Art Historical Significance
The Light of the World is the most culturally influential Pre-Raphaelite painting and arguably the most widely distributed religious image produced in England since Hogarth. The large version's 1905-1907 world tour brought it before an estimated five million viewers across Canada, Australia, New Zealand, and South Africa - an audience unprecedented for any single artwork. The tour was organized as an explicitly evangelistic effort by its owner Sir William Ballot, and thousands of reproductions were distributed at venues. The painting thus represents one of the most successful uses of fine art as religious mission in modern history. Its influence on Victorian religious domestic culture - chromolithographic reproductions hung in millions of homes - shaped how Christ was visualized by an entire generation of English-speaking Protestants.

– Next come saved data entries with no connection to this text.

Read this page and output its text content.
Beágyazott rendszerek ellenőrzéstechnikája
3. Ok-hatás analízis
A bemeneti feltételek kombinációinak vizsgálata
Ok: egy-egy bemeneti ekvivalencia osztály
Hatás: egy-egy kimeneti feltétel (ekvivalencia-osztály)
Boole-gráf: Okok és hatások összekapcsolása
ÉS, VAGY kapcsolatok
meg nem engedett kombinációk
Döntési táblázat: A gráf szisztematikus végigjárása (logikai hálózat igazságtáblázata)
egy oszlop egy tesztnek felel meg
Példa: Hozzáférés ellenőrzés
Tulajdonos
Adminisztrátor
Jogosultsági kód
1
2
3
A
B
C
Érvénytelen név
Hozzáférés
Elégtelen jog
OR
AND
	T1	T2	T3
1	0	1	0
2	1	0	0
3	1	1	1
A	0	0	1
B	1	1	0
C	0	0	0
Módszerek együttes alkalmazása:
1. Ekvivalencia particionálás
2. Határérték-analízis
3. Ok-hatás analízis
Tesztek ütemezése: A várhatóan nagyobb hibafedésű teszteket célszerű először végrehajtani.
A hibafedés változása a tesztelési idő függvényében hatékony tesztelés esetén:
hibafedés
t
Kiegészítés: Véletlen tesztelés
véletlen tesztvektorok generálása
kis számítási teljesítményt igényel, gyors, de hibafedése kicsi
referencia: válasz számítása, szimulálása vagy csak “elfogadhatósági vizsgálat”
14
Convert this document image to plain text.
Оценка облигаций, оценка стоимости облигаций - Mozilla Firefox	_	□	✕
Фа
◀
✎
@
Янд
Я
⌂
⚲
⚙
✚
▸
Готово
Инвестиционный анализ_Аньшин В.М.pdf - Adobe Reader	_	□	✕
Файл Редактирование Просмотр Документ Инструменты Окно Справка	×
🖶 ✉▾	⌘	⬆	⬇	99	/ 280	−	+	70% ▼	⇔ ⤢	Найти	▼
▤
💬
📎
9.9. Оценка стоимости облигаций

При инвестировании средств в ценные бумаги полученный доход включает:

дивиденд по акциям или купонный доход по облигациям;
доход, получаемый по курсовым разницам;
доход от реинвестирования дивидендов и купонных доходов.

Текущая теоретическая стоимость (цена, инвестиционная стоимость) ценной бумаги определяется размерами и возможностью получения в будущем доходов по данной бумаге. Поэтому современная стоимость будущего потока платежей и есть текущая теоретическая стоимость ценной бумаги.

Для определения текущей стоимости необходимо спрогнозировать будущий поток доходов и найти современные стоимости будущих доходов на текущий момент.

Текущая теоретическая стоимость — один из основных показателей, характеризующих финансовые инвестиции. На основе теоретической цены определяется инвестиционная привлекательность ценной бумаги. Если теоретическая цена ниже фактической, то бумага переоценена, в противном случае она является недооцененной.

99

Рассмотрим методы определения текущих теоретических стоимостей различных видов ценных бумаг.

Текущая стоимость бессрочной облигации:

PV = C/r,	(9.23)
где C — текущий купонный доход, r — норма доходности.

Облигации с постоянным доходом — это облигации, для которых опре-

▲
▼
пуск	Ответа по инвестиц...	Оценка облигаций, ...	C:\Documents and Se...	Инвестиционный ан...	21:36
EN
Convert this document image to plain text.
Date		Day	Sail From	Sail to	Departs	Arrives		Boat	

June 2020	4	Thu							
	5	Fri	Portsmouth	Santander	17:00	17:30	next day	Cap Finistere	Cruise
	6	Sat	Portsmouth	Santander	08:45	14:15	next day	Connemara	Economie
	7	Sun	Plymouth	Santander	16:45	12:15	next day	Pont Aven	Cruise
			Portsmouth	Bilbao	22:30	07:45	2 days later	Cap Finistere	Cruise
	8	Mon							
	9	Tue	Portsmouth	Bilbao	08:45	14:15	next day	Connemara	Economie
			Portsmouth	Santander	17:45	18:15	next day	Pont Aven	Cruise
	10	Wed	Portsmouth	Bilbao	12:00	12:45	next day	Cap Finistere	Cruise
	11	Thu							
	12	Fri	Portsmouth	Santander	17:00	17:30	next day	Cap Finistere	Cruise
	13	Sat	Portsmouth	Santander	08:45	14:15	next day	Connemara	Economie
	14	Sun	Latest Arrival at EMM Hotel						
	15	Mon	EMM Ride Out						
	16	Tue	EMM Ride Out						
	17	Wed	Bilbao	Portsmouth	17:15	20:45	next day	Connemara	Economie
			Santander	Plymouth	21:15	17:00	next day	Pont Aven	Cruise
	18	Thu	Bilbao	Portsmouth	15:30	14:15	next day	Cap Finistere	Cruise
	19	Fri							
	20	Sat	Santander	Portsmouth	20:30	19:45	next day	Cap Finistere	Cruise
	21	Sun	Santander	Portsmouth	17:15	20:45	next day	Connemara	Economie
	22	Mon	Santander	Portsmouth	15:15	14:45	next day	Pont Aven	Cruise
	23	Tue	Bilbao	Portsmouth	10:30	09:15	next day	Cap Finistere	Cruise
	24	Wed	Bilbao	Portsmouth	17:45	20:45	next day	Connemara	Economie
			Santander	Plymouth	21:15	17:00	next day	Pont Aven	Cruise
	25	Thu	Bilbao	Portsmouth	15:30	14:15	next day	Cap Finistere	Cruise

Theological Interpretations
The painting's theological argument is Arminian rather than Calvinist: salvation requires the soul's free cooperation with the divine initiative. Christ knocks but does not force entry; the door must be opened from within. This emphasis on free response was entirely in keeping with the broadly evangelical Anglican culture of Victorian England and with the revivalist movements (Moody and Sankey had their greatest English tours in the 1870s-1880s) that used the painting's imagery in their campaigns. For Catholic viewers the painting also resonates: the lantern of conscience, the invitation to supplication, and the sacerdotal vestments all connect to Catholic traditions of examination of conscience. The painting thus proved remarkably ecumenical, serving as a devotional image across Protestant and Catholic traditions.
Legacy
The Light of the World is one of the ten or twenty most recognized religious paintings in the world and continues to generate reproductions, parodies, and appropriations. It directly inspired Holman Hunt's subsequent biblical typological works and influenced the entire tradition of Protestant religious art in the British Empire and America. Twentieth-century artists have engaged it critically - it appears in discussions of kitsch versus genuine religious art - but its emotional power continues to make it a genuinely devotional object for millions. The work at Keble College remains one of the most visited artworks in Oxford.
Visiting the Work
The original first version hangs in the chapel of Keble College, Oxford, and is accessible to the public during college visiting hours. The large version is in St Paul's Cathedral, London, in the south transept ambulatory. The Manchester Art Gallery version provides the best opportunity for close examination of detail, as it is in a standard gallery setting with good lighting. All three versions are periodically lent for exhibitions.